I couldn't follow what that article was saying very well. He didn't address what would make such high currents in ground, only some current should flow.
"There is no way to get 100 amps through a 120 volt cord-connected product on a 20 amp branch circuit.
The board did burn. It did take 100 amps to bum the board. Those 100 amps had to come from somewhere."
The 100 amps had to come from somewhere. Through the 20 amp branch breaker? Through the 20 amp branch circuit neutral?
If not one of those, could be generated by a step-down transformer. 1/5 the voltage, 5x the amps to get 100 amps.
"Have you ever measured the potential difference between the neutral and the ground? You probably measured a couple of volts.
To get a few volts potential difference, there must be a few amps of current passing through a resistance, somewhere."
Normally, if you measure neutral to ground, there is a small voltage. If you connect them, there is a small current.
When a 200A single-phase load (24kW 120V) is connected in your house, 200A flows through L1, 200A through L2. This would be a branch circuit hopefully wired in 2/0.
If your 20A branch circuit was also wired to same sub-panel, its neutral would see elevated voltage. Assume the circuit's 12 awg wire was very short, low in resistance compared to the 2/0 wire from sub panel back to main panel. Some of the 200A neutral current flows through 12 awg neutral, to your PCB, through the redundant ground, back through circuit's ground wire to sub panel. Now, it can split between ground (normally smaller than 2/0) and neutral (2/0) back to main panel. Less than 100A flows through your circuit, because ground wire is higher resistance than neutral wire.

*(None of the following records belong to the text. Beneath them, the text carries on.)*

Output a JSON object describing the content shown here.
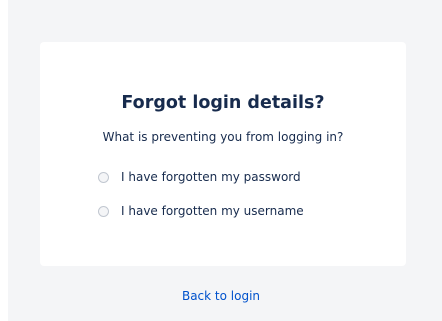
{
  "card": {
    "title": "Forgot login details?",
    "prompt": "What is preventing you from logging in?",
    "options": [
      {
        "label": "I have forgotten my password",
        "selected": false
      },
      {
        "label": "I have forgotten my username",
        "selected": false
      }
    ]
  },
  "footer": {
    "back_link": "Back to login"
  },
  "colors": {
    "background": "#f4f5f7",
    "card": "#ffffff",
    "text": "#172b4d",
    "link": "#0052cc",
    "radio_border": "#c1c7d0"
  }
}
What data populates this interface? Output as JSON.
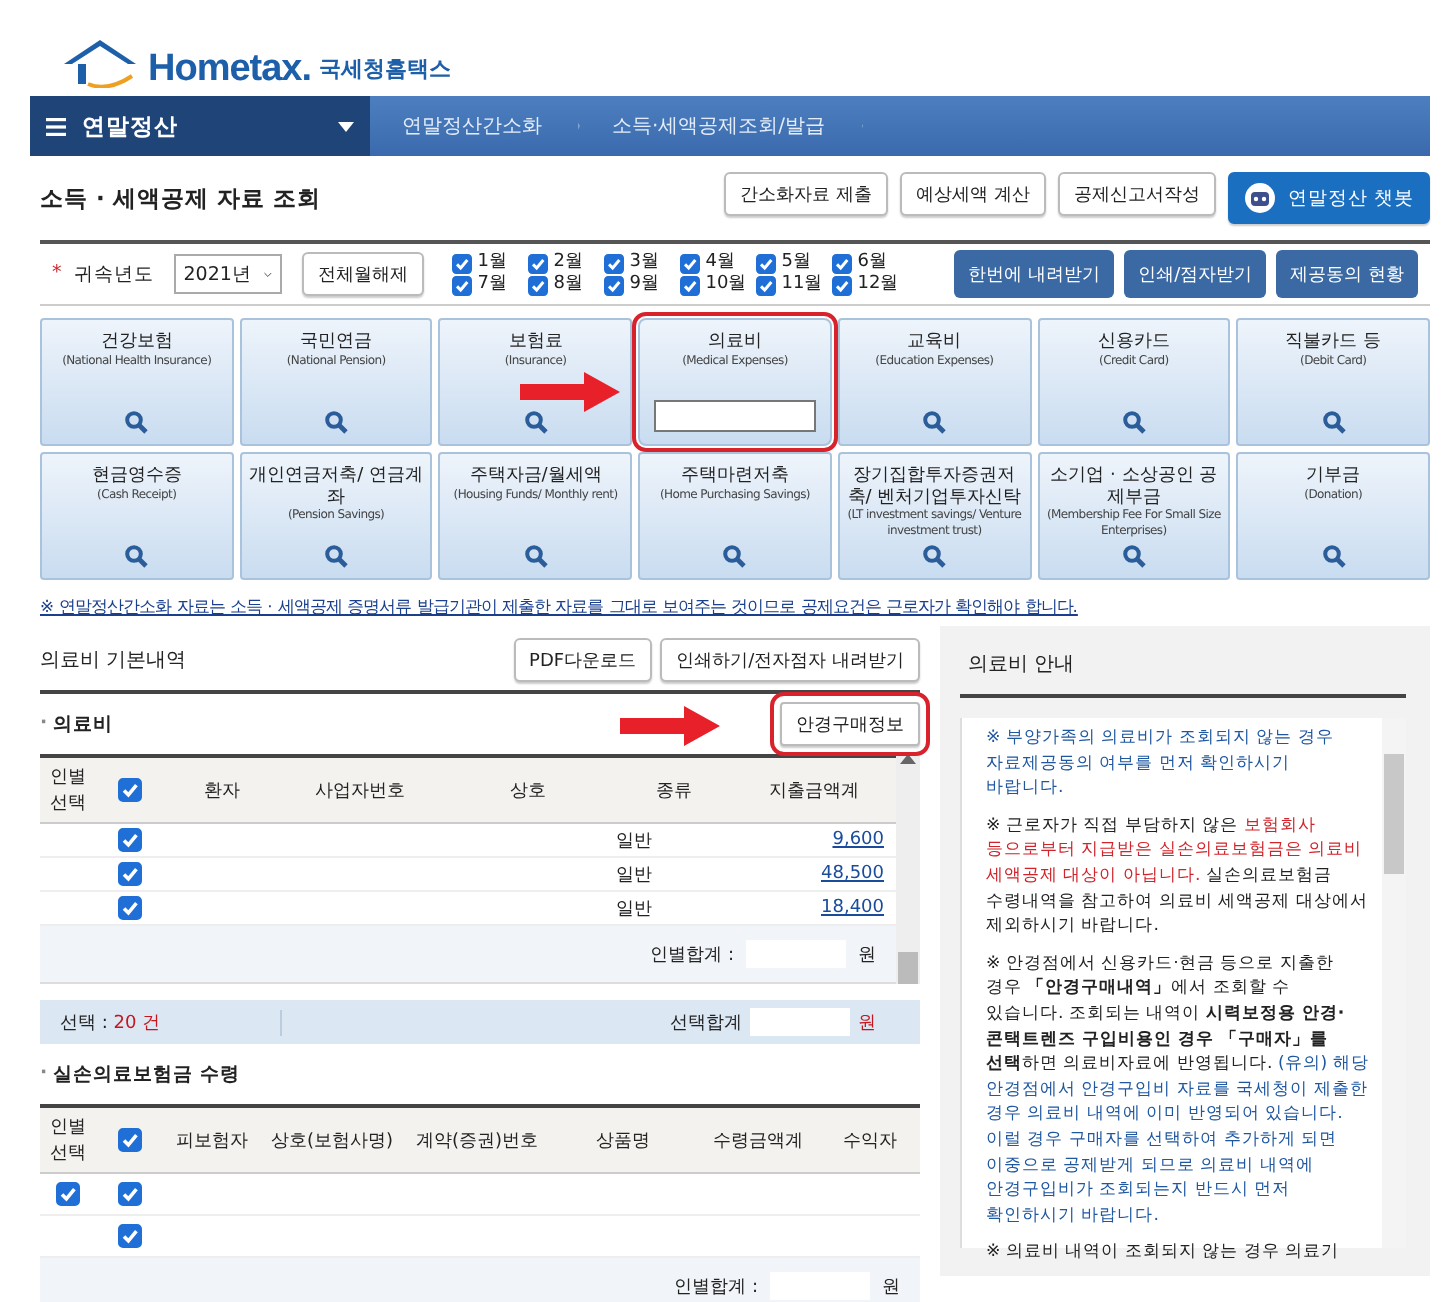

You have to try pretty hard to get excessive "objectionable" current in ground. Bad neutral connection on the 200A load, running hot, could do it.

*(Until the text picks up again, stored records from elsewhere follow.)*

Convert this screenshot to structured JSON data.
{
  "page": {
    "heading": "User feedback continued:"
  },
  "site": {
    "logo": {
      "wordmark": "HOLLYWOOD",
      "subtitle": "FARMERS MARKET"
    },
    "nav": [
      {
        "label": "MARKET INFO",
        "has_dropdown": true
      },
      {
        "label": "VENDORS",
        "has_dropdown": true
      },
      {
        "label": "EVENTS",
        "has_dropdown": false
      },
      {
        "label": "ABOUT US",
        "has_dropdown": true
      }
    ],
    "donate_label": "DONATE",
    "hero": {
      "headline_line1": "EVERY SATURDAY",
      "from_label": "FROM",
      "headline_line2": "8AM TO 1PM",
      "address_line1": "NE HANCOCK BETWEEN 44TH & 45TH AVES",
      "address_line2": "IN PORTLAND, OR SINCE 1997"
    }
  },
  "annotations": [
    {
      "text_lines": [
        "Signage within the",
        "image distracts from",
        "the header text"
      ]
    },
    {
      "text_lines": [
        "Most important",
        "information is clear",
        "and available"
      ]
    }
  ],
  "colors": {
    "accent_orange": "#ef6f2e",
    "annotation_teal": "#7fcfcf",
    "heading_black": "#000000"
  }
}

Something is wrong with the wiring in forum member's system, but I doubt multiple neutral paths is the problem. Would help if we knew what burned out.
Isolating the two inverters so they only share incoming neutral and ground for testing (and measurement of voltages between them), then connecting data cable for paralleling and retesting, could shows something. Keep outputs isolated while looking for voltage between wires you plan to connect.